La primera vez que pensé a conciencia sobre lo relativo de la libertad fue cuando leí No sin mi hija, el drama verídico de una mujer estadounidense (Betty Mahmoody) que se casó con un musulmán, y cuando fueron a pasar unas vacaciones con la familia de él a Irán, su país natal, ella y la hija de ambos ya no pudieron salir de ahí. Un relato que se siente asfixiante mientras recorren peligrosos caminos en un país en guerra, luchando por alcanzar cada frontera, que las acerca poco a poco a la libertad.
Es particularmente aterrador porque en nuestra cultura (dejando de lado la represión sexista) tenemos libertad de viajar, de ir, de venir. Podemos elegir con quién casarnos o no hacerlo, podemos decidir qué estudiar, cómo vestir, en qué trabajar, en dónde. Podemos elegir amigos, planes, sueños.
No obstante, aunque somos privilegiados comparando con las restricciones que viven muchos otros países de culturas distintas, y en particular las mujeres, lo cierto es que nuestra libertad es relativa.
Los gobiernos dictan leyes y las sociedades dictan costumbres, que con frecuencia resultan mucho más difíciles de rechazar que las normas obligatorias.
Y al final, si no hacemos conciencia de estas realidades, ni siquiera nos damos cuenta de las limitaciones que nos imponemos a nosotros mismos.
Lo cierto es que la libertad implica responsabilidad, y es por eso que mucha gente lo que realmente desea son gobiernos paternalistas, que les resuelvan la vida. Que les digan que hacer. Es más sencillo sólo navegar en el barco que dirigirlo.
Dicen que “los humanos no quieren libertad, sino un buen amo”. Y las cúpulas del poder político lo saben, por lo que basan buena parte de sus campañas en  eso. No en propuestas de crecimiento, libertad y progreso, sino en soluciones demagógicas comodinas que fomenten la dependencia de los pueblos a las dádivas de un gobierno “amable”.
Así, vemos como surgen ideas como “la renta básica universal”, repartir despensas, o regalar “tarjetas rosas”.

La cárcel mental

Somos reos de la cárcel de nuestra mente, cuando nos aferramos a viejas creencias sin pensar siquiera cómo se integraron en nuestra personalidad. Somos reos de nosotros mismos cuando nos negamos a cambiar, a escuchar otros puntos de vista, a aprender, a considerar que tal vez hemos estado equivocados.
También nos encarcelamos cuando nos dejamos llevar por la corriente, sin cuestionarnos las razones detrás de las palabras, de las noticias, de las tendencias.

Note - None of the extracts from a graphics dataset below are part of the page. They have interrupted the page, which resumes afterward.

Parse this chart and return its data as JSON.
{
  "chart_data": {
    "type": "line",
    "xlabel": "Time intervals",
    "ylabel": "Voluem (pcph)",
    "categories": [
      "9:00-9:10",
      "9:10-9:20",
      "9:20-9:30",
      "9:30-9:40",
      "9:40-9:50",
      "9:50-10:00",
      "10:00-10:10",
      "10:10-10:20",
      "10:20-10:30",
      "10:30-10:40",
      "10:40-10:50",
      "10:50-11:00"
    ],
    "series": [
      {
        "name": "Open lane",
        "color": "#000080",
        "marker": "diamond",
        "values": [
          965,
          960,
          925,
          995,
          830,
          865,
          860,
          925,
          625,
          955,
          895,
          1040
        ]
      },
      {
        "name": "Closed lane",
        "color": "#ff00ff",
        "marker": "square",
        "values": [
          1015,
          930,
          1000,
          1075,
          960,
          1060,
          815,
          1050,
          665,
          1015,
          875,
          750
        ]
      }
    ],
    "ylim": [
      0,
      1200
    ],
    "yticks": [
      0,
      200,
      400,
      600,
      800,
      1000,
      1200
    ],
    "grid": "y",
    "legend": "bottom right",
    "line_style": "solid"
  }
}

Apagar nuestra capacidad de discernir es una forma paulatina de integrarnos en exceso a las masas, hasta que sólo seamos una pieza desgastada y opaca en la maquinaria social.
Lo cierto es que con el paso de los años, los patrones neuronales se refuerzan cada vez más, y el único modo de detener este ciclo es con conciencia.
Buscar respuestas, novedades, cambios. Aprender cosas nuevas y disfrutar el romper con rutinas, será siempre benéfico para el espíritu. No nos liberará de las ataduras políticas, sociales y económicas, pero sí liberará nuestra mente.